There is an interesting link between democracy and the environment that I have never seen before. The principle of voting is to gain a voice and advocate for your own gains in the government, but what we often forget about are the people and things that do not gain a voice. The issue of global warming is becoming more and more recognized today in society. There needs to be a defense of the environment, and if this does not happen, not only will the environment break down, society will too. One important reason to oppose the destructive extracting industries that harm the environment is the effect that it has on the poor in Latin America. A diminishing environment can result in a loss of jobs (fishing and tourism) and food and water drought. But it is contradictory because these industries also provide jobs. I consider myself a strong advocate for the environment but I have never thought about it in this way: quite eye-opening!
There are a couple of concepts that I am still unsure about and I hope to clarify during class. I don’t understand the concept of neoliberalism and whether it is associated with the right or left wing. It’s also still a bit unclear of what the right and left wing are and who benefits from each of their policies and the term “injunction”.
We live in a world that large companies seem to have more rights than the people and the environment.

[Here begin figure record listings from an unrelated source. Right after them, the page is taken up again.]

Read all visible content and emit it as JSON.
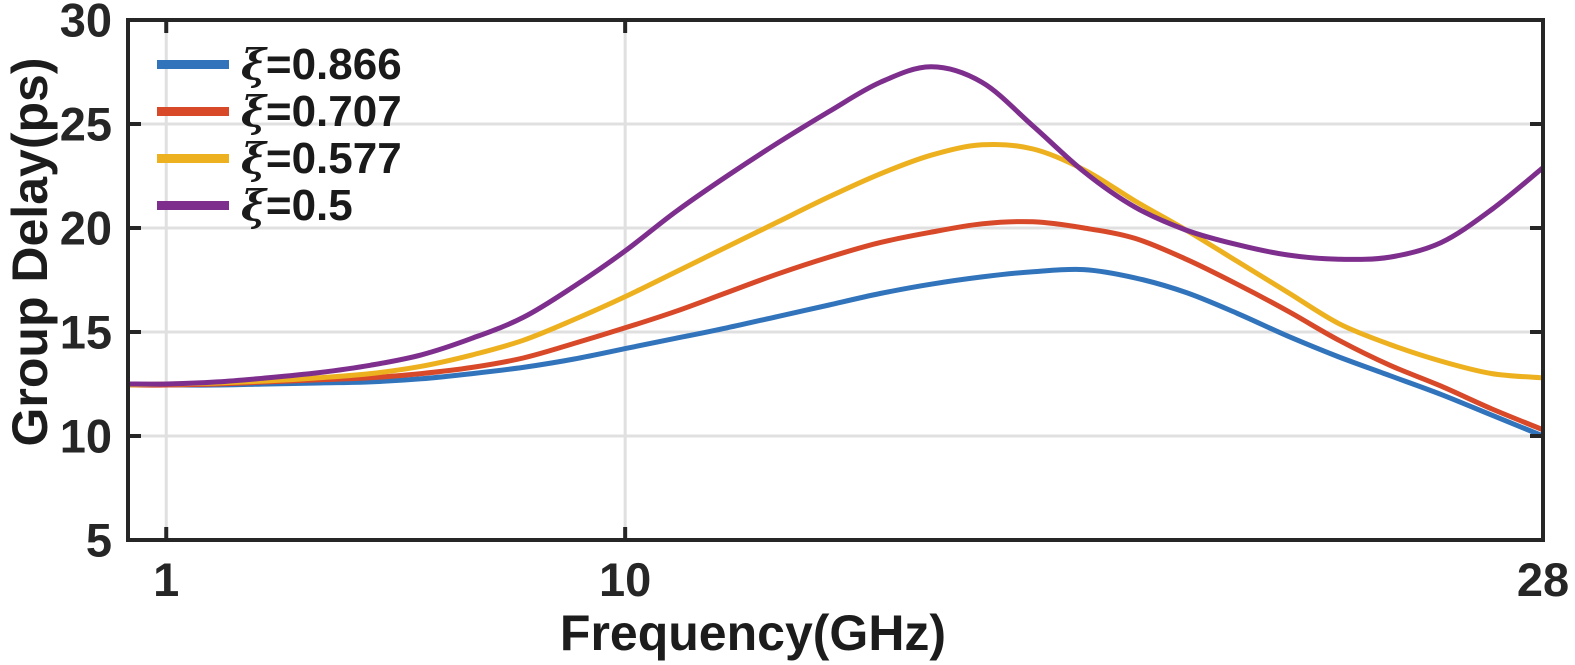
{
  "chart_data": {
    "type": "line",
    "title": "",
    "xlabel": "Frequency(GHz)",
    "ylabel": "Group Delay(ps)",
    "x_scale": "linear",
    "xlim": [
      0.25,
      28
    ],
    "ylim": [
      5,
      30
    ],
    "x_ticks": [
      1,
      10,
      28
    ],
    "y_ticks": [
      5,
      10,
      15,
      20,
      25,
      30
    ],
    "grid": true,
    "legend_position": "top-left-inside",
    "x": [
      0.25,
      1,
      2,
      3,
      4,
      5,
      6,
      7,
      8,
      9,
      10,
      11,
      12,
      13,
      14,
      15,
      16,
      17,
      18,
      19,
      20,
      21,
      22,
      23,
      24,
      25,
      26,
      27,
      28
    ],
    "series": [
      {
        "name": "ξ=0.866",
        "symbol": "ξ",
        "value_label": "=0.866",
        "color": "#3274BC",
        "values": [
          12.45,
          12.45,
          12.45,
          12.5,
          12.55,
          12.6,
          12.75,
          13.0,
          13.3,
          13.7,
          14.2,
          14.7,
          15.2,
          15.75,
          16.3,
          16.85,
          17.3,
          17.65,
          17.9,
          18.0,
          17.6,
          16.9,
          15.9,
          14.8,
          13.8,
          12.9,
          12.0,
          11.0,
          10.0
        ]
      },
      {
        "name": "ξ=0.707",
        "symbol": "ξ",
        "value_label": "=0.707",
        "color": "#D8492A",
        "values": [
          12.45,
          12.45,
          12.5,
          12.6,
          12.7,
          12.8,
          13.0,
          13.3,
          13.75,
          14.45,
          15.2,
          16.0,
          16.9,
          17.8,
          18.6,
          19.3,
          19.8,
          20.2,
          20.3,
          20.0,
          19.5,
          18.5,
          17.3,
          16.0,
          14.6,
          13.4,
          12.4,
          11.3,
          10.3
        ]
      },
      {
        "name": "ξ=0.577",
        "symbol": "ξ",
        "value_label": "=0.577",
        "color": "#EDB120",
        "values": [
          12.45,
          12.5,
          12.55,
          12.65,
          12.8,
          13.0,
          13.35,
          13.9,
          14.6,
          15.6,
          16.7,
          17.9,
          19.1,
          20.3,
          21.5,
          22.6,
          23.5,
          24.0,
          23.8,
          22.8,
          21.3,
          19.9,
          18.4,
          16.9,
          15.4,
          14.4,
          13.6,
          13.0,
          12.8
        ]
      },
      {
        "name": "ξ=0.5",
        "symbol": "ξ",
        "value_label": "=0.5",
        "color": "#7E2F8E",
        "values": [
          12.5,
          12.5,
          12.6,
          12.8,
          13.05,
          13.4,
          13.9,
          14.7,
          15.7,
          17.2,
          18.9,
          20.8,
          22.5,
          24.1,
          25.6,
          27.0,
          27.75,
          27.0,
          24.9,
          22.7,
          21.0,
          19.9,
          19.2,
          18.7,
          18.5,
          18.6,
          19.3,
          20.9,
          22.9
        ]
      }
    ],
    "colors": {
      "axis": "#262626",
      "grid": "#E0E0E0",
      "background": "#FFFFFF",
      "text": "#1A1A1A"
    }
  }
}
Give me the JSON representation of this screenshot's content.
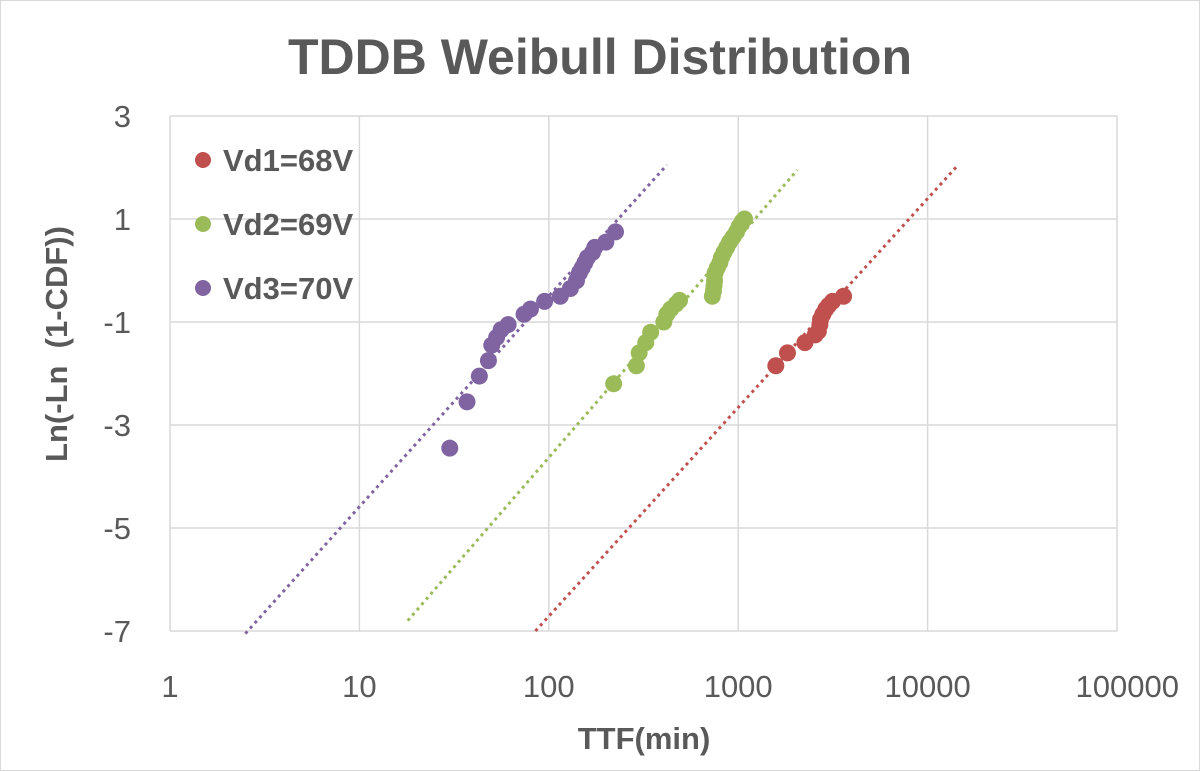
{
  "chart_data": {
    "type": "scatter",
    "title": "TDDB Weibull Distribution",
    "xlabel": "TTF(min)",
    "ylabel": "Ln(-Ln  (1-CDF))",
    "x_scale": "log",
    "xlim": [
      1,
      100000
    ],
    "ylim": [
      -7,
      3
    ],
    "x_ticks": [
      1,
      10,
      100,
      1000,
      10000,
      100000
    ],
    "x_tick_labels": [
      "1",
      "10",
      "100",
      "1000",
      "10000",
      "100000"
    ],
    "y_ticks": [
      -7,
      -5,
      -3,
      -1,
      1,
      3
    ],
    "y_tick_labels": [
      "-7",
      "-5",
      "-3",
      "-1",
      "1",
      "3"
    ],
    "grid": true,
    "legend_position": "top-left",
    "series": [
      {
        "name": "Vd1=68V",
        "color": "#c0504d",
        "points": [
          [
            1580,
            -1.85
          ],
          [
            1820,
            -1.6
          ],
          [
            2250,
            -1.4
          ],
          [
            2550,
            -1.25
          ],
          [
            2650,
            -1.18
          ],
          [
            2700,
            -1.05
          ],
          [
            2720,
            -0.95
          ],
          [
            2800,
            -0.85
          ],
          [
            2900,
            -0.75
          ],
          [
            3000,
            -0.68
          ],
          [
            3150,
            -0.6
          ],
          [
            3600,
            -0.5
          ]
        ],
        "trendline": [
          [
            85,
            -7
          ],
          [
            14500,
            2.05
          ]
        ]
      },
      {
        "name": "Vd2=69V",
        "color": "#9bbb59",
        "points": [
          [
            220,
            -2.2
          ],
          [
            290,
            -1.85
          ],
          [
            300,
            -1.6
          ],
          [
            325,
            -1.4
          ],
          [
            345,
            -1.2
          ],
          [
            405,
            -1.0
          ],
          [
            420,
            -0.85
          ],
          [
            440,
            -0.75
          ],
          [
            470,
            -0.65
          ],
          [
            490,
            -0.58
          ],
          [
            730,
            -0.5
          ],
          [
            740,
            -0.4
          ],
          [
            745,
            -0.3
          ],
          [
            750,
            -0.2
          ],
          [
            755,
            -0.05
          ],
          [
            775,
            0.05
          ],
          [
            800,
            0.15
          ],
          [
            815,
            0.25
          ],
          [
            840,
            0.35
          ],
          [
            870,
            0.45
          ],
          [
            900,
            0.55
          ],
          [
            940,
            0.65
          ],
          [
            980,
            0.75
          ],
          [
            1010,
            0.85
          ],
          [
            1050,
            0.95
          ],
          [
            1080,
            1.0
          ]
        ],
        "trendline": [
          [
            18,
            -6.8
          ],
          [
            2050,
            1.95
          ]
        ]
      },
      {
        "name": "Vd3=70V",
        "color": "#8064a2",
        "points": [
          [
            30,
            -3.45
          ],
          [
            37,
            -2.55
          ],
          [
            43,
            -2.05
          ],
          [
            48,
            -1.75
          ],
          [
            50,
            -1.45
          ],
          [
            53,
            -1.3
          ],
          [
            56,
            -1.15
          ],
          [
            61,
            -1.05
          ],
          [
            74,
            -0.85
          ],
          [
            80,
            -0.75
          ],
          [
            95,
            -0.6
          ],
          [
            115,
            -0.5
          ],
          [
            130,
            -0.35
          ],
          [
            140,
            -0.2
          ],
          [
            145,
            -0.05
          ],
          [
            150,
            0.05
          ],
          [
            155,
            0.15
          ],
          [
            160,
            0.25
          ],
          [
            170,
            0.35
          ],
          [
            175,
            0.45
          ],
          [
            200,
            0.55
          ],
          [
            225,
            0.75
          ]
        ],
        "trendline": [
          [
            2.5,
            -7.05
          ],
          [
            420,
            2.05
          ]
        ]
      }
    ]
  }
}
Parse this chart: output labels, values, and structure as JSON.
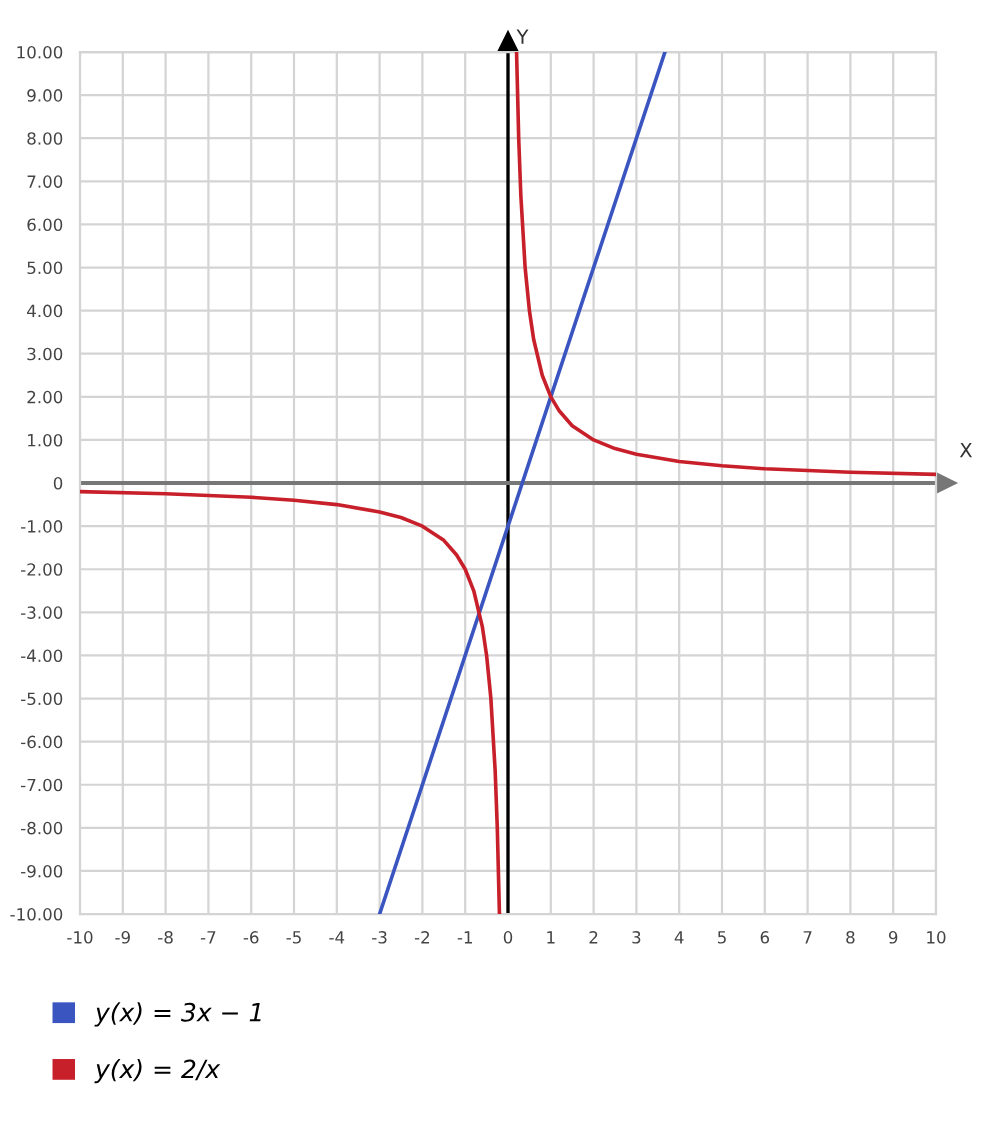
{
  "chart_data": {
    "type": "line",
    "xlabel": "X",
    "ylabel": "Y",
    "xlim": [
      -10,
      10
    ],
    "ylim": [
      -10,
      10
    ],
    "xticks": [
      -10,
      -9,
      -8,
      -7,
      -6,
      -5,
      -4,
      -3,
      -2,
      -1,
      0,
      1,
      2,
      3,
      4,
      5,
      6,
      7,
      8,
      9,
      10
    ],
    "yticks": [
      {
        "value": -10,
        "label": "-10.00"
      },
      {
        "value": -9,
        "label": "-9.00"
      },
      {
        "value": -8,
        "label": "-8.00"
      },
      {
        "value": -7,
        "label": "-7.00"
      },
      {
        "value": -6,
        "label": "-6.00"
      },
      {
        "value": -5,
        "label": "-5.00"
      },
      {
        "value": -4,
        "label": "-4.00"
      },
      {
        "value": -3,
        "label": "-3.00"
      },
      {
        "value": -2,
        "label": "-2.00"
      },
      {
        "value": -1,
        "label": "-1.00"
      },
      {
        "value": 0,
        "label": "0"
      },
      {
        "value": 1,
        "label": "1.00"
      },
      {
        "value": 2,
        "label": "2.00"
      },
      {
        "value": 3,
        "label": "3.00"
      },
      {
        "value": 4,
        "label": "4.00"
      },
      {
        "value": 5,
        "label": "5.00"
      },
      {
        "value": 6,
        "label": "6.00"
      },
      {
        "value": 7,
        "label": "7.00"
      },
      {
        "value": 8,
        "label": "8.00"
      },
      {
        "value": 9,
        "label": "9.00"
      },
      {
        "value": 10,
        "label": "10.00"
      }
    ],
    "grid": true,
    "legend": "bottom left",
    "marker": "none",
    "line_style": "solid",
    "ref_lines": [
      {
        "axis": "x",
        "value": 0,
        "color": "#000000"
      },
      {
        "axis": "y",
        "value": 0,
        "color": "#777777"
      }
    ],
    "series": [
      {
        "name": "y(x) = 3x − 1",
        "color": "#3a55c0",
        "x": [
          -3,
          3.667
        ],
        "values": [
          -10,
          10
        ]
      },
      {
        "name": "y(x) = 2/x",
        "color": "#c8202a",
        "x": [
          -10,
          -8,
          -6,
          -5,
          -4,
          -3,
          -2.5,
          -2,
          -1.5,
          -1.2,
          -1,
          -0.8,
          -0.6,
          -0.5,
          -0.4,
          -0.3,
          -0.25,
          -0.2,
          0,
          0.2,
          0.25,
          0.3,
          0.4,
          0.5,
          0.6,
          0.8,
          1,
          1.2,
          1.5,
          2,
          2.5,
          3,
          4,
          5,
          6,
          8,
          10
        ],
        "values": [
          -0.2,
          -0.25,
          -0.33,
          -0.4,
          -0.5,
          -0.67,
          -0.8,
          -1,
          -1.33,
          -1.67,
          -2,
          -2.5,
          -3.33,
          -4,
          -5,
          -6.67,
          -8,
          -10,
          null,
          10,
          8,
          6.67,
          5,
          4,
          3.33,
          2.5,
          2,
          1.67,
          1.33,
          1,
          0.8,
          0.67,
          0.5,
          0.4,
          0.33,
          0.25,
          0.2
        ]
      }
    ]
  }
}
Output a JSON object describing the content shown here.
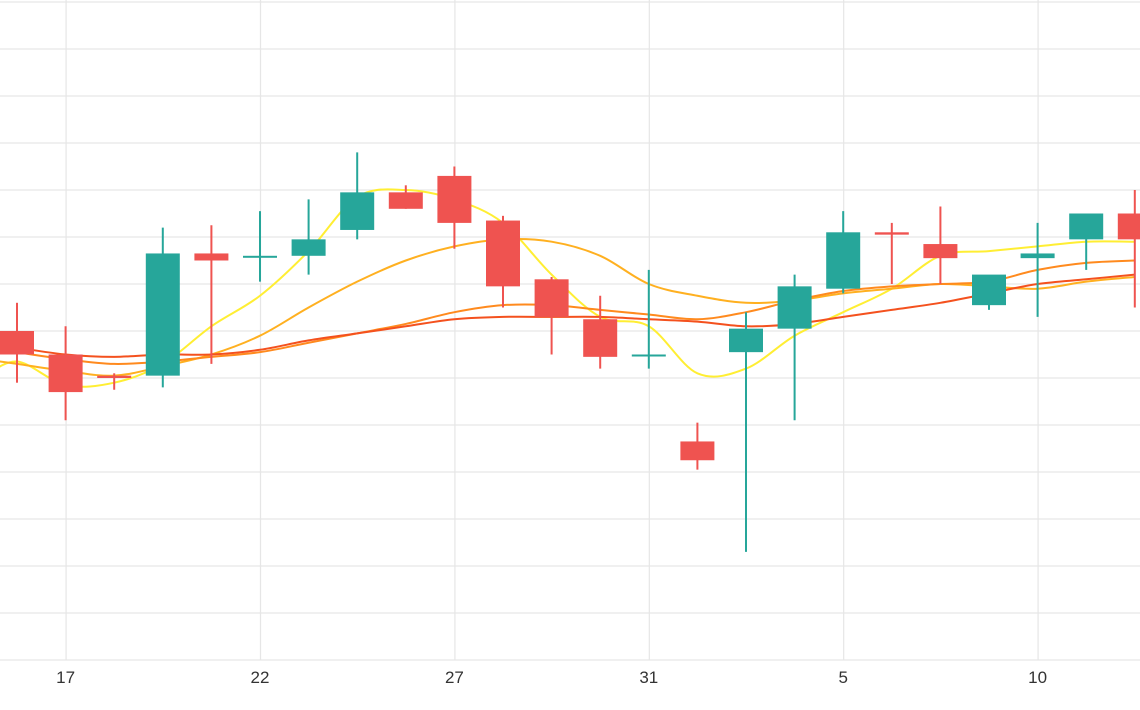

It is amazing that Chevron was able to “shop around” for a favourable ruling. Our courts are not, and never have been witnesses of justice.
Max Cameron made an interesting point about the condition of middle class workers in Brazil but I think it reflects most leftist governments. He points out that these governments preserve the upper class while making the lowest class better off. This leaves the middle class frustrated. In American politics middle class republicans feel this same distress in that they feel that they shouldn’t be taxed more to give benefits to the poor. It is interesting how these ideas intersect across the Americas.
I also found his comments on Morales’ Bolivia very interesting because I have never heard him portrayed in such a positive light. I have learned about Evo’s government from the perspective of an upper-middle class Bolivian who strongly opposes his radical reforms. Now after this chapter I understand why she has this perspective.